Le norme sono state pensate e inserite in legge di bilancio per porre un argine ad alcune pratiche scorrette molto utilizzate nel settore, soprattutto per quanto riguarda le gare al massimo ribasso che sostanzialmente comprimono salari e diritti dei lavoratori del comparto. L'approvazione dell'emendamento è un buon passo in avanti, ma è ancora presto per cantar vittoria, visto che le associazioni e i sindacati di categoria temono che qualcosa possa accadere in Senato e che il provvedimento venga in qualche modo annacquato e reso dunque debole e inefficace.

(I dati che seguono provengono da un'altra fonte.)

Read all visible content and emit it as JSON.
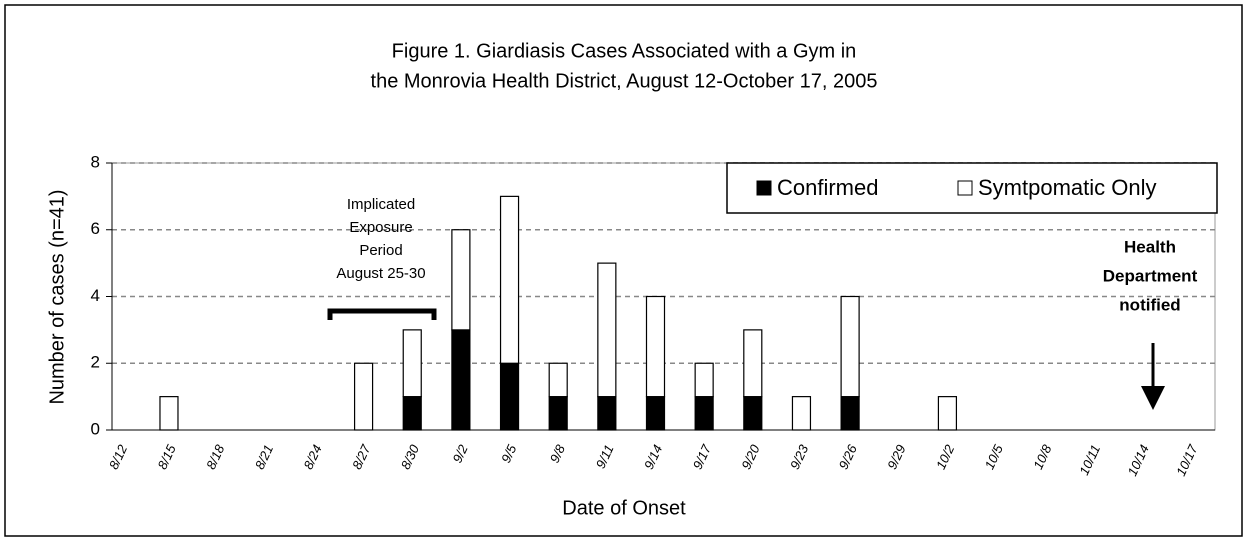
{
  "chart_data": {
    "type": "stacked_bar",
    "title": [
      "Figure 1. Giardiasis Cases Associated with a Gym in",
      "the Monrovia Health District, August 12-October 17, 2005"
    ],
    "x_label": "Date of Onset",
    "y_label": "Number of cases (n=41)",
    "categories": [
      "8/12",
      "8/15",
      "8/18",
      "8/21",
      "8/24",
      "8/27",
      "8/30",
      "9/2",
      "9/5",
      "9/8",
      "9/11",
      "9/14",
      "9/17",
      "9/20",
      "9/23",
      "9/26",
      "9/29",
      "10/2",
      "10/5",
      "10/8",
      "10/11",
      "10/14",
      "10/17"
    ],
    "series": [
      {
        "name": "Confirmed",
        "color": "#000000",
        "values": [
          0,
          0,
          0,
          0,
          0,
          0,
          1,
          3,
          2,
          1,
          1,
          1,
          1,
          1,
          0,
          1,
          0,
          0,
          0,
          0,
          0,
          0,
          0
        ]
      },
      {
        "name": "Symtpomatic Only",
        "color": "#ffffff",
        "values": [
          0,
          1,
          0,
          0,
          0,
          2,
          2,
          3,
          5,
          1,
          4,
          3,
          1,
          2,
          1,
          3,
          0,
          1,
          0,
          0,
          0,
          0,
          0
        ]
      }
    ],
    "ylim": [
      0,
      8
    ],
    "yticks": [
      0,
      2,
      4,
      6,
      8
    ],
    "grid": true,
    "legend": "top-right",
    "annotations": [
      {
        "text": [
          "Implicated",
          "Exposure",
          "Period",
          "August 25-30"
        ]
      },
      {
        "text": [
          "Health",
          "Department",
          "notified"
        ]
      }
    ]
  }
}
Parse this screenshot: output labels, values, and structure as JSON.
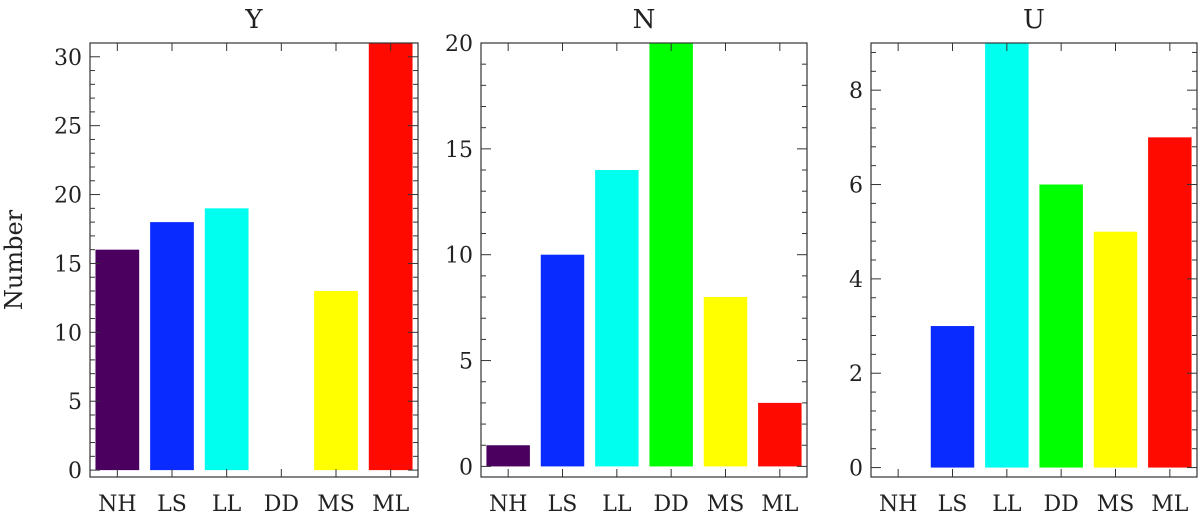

"L'emendamento che abbiamo voluto è un po' il compendio della battaglia condotta in questi anni contro le gare a massimo ribasso e contro le delocalizzazioni. Queste scelte, condivise dal ministero dello Sviluppo economico, vanno difese al Senato nel caso ci fosse qualche tentativo di manomissione. Dopo le stabilizzazioni effettuate al tempo del governo Prodi, è nuovamente prevalsa la logica del Far west e per questo motivo è fondamentale che il Senato confermi il risultato. In un secondo momento bisognerà procedere a un'ulteriore iniziativa, al di là della legge di Bilancio, per sconfiggere definitivamente la logica del massimo ribasso con l'offerta economicamente più vantaggiosa. Vorremmo inoltre promuovere una proposta di legge che utilizzando i 30 milioni di euro stanziati da un altro emendamento che finanzia misure di sostegno al reddito per i lavoratori dei call center, facesse diventare questa cifra un innesco per costruire la cassa integrazione per il settore", ha dichiarato il presidente della Commissione Lavoro Cesare Damiano spiegando la ratio del provvedimento inserito in legge di bilancio.